Na visão do quilombola, há a efetivação de um modelo político prometido em campanha pelo presidente Bolsonaro. “Quilombolas poderiam ter melhores condições de enfrentamento da pandemia. Poderiam ter máscaras, álcool em gel e outros equipamentos de proteção, inclusive alimentos que assegurassem esse momento com melhores condições. Entretanto, o modelo político cruel e racista prevalece”.
A falta de regularização de territórios também figura entre os gargalos enfrentados pelas comunidades. “Muitos não conseguem acessar recursos para produção devido a não regularização do território, pois não possuem título definitivo. Não existe política pública específica que garanta o escoamento das produções agrícolas. Grande parte dos quilombolas produz para subsistência e comercializa os ingredientes excedentes”, esclarece Vercilene Dias, advogada popular da organização Terra de Direitos.

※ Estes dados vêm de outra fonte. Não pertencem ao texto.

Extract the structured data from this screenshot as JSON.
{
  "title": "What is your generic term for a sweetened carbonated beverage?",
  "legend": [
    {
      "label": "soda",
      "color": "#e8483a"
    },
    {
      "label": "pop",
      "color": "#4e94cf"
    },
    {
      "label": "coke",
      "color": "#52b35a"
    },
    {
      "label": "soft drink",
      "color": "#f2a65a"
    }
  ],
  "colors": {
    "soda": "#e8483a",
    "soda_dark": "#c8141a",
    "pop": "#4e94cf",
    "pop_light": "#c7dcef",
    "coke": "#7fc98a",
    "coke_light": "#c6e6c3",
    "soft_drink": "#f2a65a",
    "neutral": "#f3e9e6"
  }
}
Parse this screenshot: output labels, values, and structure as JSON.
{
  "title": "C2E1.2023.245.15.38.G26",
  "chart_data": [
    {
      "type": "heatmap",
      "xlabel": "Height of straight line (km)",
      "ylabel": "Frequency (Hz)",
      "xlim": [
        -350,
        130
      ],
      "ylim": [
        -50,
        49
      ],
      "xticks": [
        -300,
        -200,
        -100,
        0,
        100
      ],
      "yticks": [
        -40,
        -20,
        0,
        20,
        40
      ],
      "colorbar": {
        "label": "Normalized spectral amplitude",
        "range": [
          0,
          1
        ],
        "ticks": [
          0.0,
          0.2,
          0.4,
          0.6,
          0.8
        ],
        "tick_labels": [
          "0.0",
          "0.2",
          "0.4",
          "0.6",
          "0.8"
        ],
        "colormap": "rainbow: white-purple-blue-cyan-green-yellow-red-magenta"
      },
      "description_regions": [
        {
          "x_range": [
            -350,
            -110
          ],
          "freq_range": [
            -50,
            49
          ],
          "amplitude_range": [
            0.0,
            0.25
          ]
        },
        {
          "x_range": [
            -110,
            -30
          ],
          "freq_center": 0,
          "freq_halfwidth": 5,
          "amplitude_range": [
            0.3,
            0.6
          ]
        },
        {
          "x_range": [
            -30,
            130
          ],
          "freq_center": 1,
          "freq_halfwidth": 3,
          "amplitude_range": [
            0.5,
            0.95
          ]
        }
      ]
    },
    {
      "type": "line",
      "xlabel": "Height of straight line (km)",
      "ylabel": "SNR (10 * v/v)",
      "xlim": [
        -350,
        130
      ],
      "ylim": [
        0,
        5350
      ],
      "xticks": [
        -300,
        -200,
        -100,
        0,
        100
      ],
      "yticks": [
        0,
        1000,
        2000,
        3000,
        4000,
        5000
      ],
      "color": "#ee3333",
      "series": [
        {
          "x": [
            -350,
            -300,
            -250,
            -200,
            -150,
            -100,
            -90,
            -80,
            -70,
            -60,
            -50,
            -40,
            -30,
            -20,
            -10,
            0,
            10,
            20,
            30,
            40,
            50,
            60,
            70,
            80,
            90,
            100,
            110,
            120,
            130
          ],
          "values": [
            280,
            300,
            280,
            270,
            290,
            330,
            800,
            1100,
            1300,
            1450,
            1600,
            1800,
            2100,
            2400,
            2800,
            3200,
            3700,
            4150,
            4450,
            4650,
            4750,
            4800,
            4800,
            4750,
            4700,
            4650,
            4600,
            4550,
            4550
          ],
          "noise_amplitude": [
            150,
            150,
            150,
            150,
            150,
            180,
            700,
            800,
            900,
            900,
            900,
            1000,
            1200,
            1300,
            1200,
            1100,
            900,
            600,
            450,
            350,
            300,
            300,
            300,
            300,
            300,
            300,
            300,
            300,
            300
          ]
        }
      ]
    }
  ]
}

Uma construção coletiva que reuniu advogadas e advogados quilombolas e de diferentes organizações de direitos humanos, e entidades da sociedade civil resultou no pedido que atualmente tramita no Supremo Tribunal Federal (STF). A Arguição de Descumprimento de Preceito Fundamental (ADPF) 742 aborda diversas violações aos direitos dos quilombolas, entre elas a falta de assistência médica, o acesso a materiais preventivos contra a COVID-19 e a falta de soberania alimentar.
“A Ação de Descumprimento de Preceito Fundamental (ADPF) se mostrou como único instrumento apto a provocar o Poder Judiciário para impedir que os direitos fundamentais quilombolas sigam sendo violados pelas omissões do governo federal no combate à pandemia de Covid-19 nos quilombos”, afirma a advogada popular Maira Moreira. Há expectativa das comunidades quilombolas de todo o Brasil sobre essa ADPF, “pois as situações concretas de precariedade e falta de acesso à insumos básicos de proteção dessas comunidades se repetem nas 5.972 localidades quilombolas identificadas pelo IBGE, indicando a necessidade de um Plano Nacional de enfrentamento da pandemia nas comunidades quilombolas”, destaca a advogada.
Para embasar o pedido junto ao STF foram utilizados dados do último censo do IBGE, driblando a escassez de dados específicos sobre a população quilombola no país. Foram necessários dois meses para o levantamento de dados de comunidades pelas entidades da sociedade civil. “Tivemos que levantar argumentos sobre a falta de dados oficiais numa jornada de intensas discussões. Trabalhamos rapidamente na construção e conclusão da peça em menos de um mês, o que resultou em um trabalho coletivo de sucesso”, avalia a advogada.
Entre os juristas consultados para a elaboração da peça estão nomes como Daniel Sarmento, doutor em Direito Constitucional; Carlos Marés, especialista em defesa dos povos indígenas e Deborah Duprat, reconhecida publicamente pela defesa dos Direitos Humanos. “Tivemos um longo processo de escuta, conversando com juristas experientes. Esses especialistas nos ajudaram no aprimoramento de nosso pedido”, destaca Biko Rodrigues, da Conaq.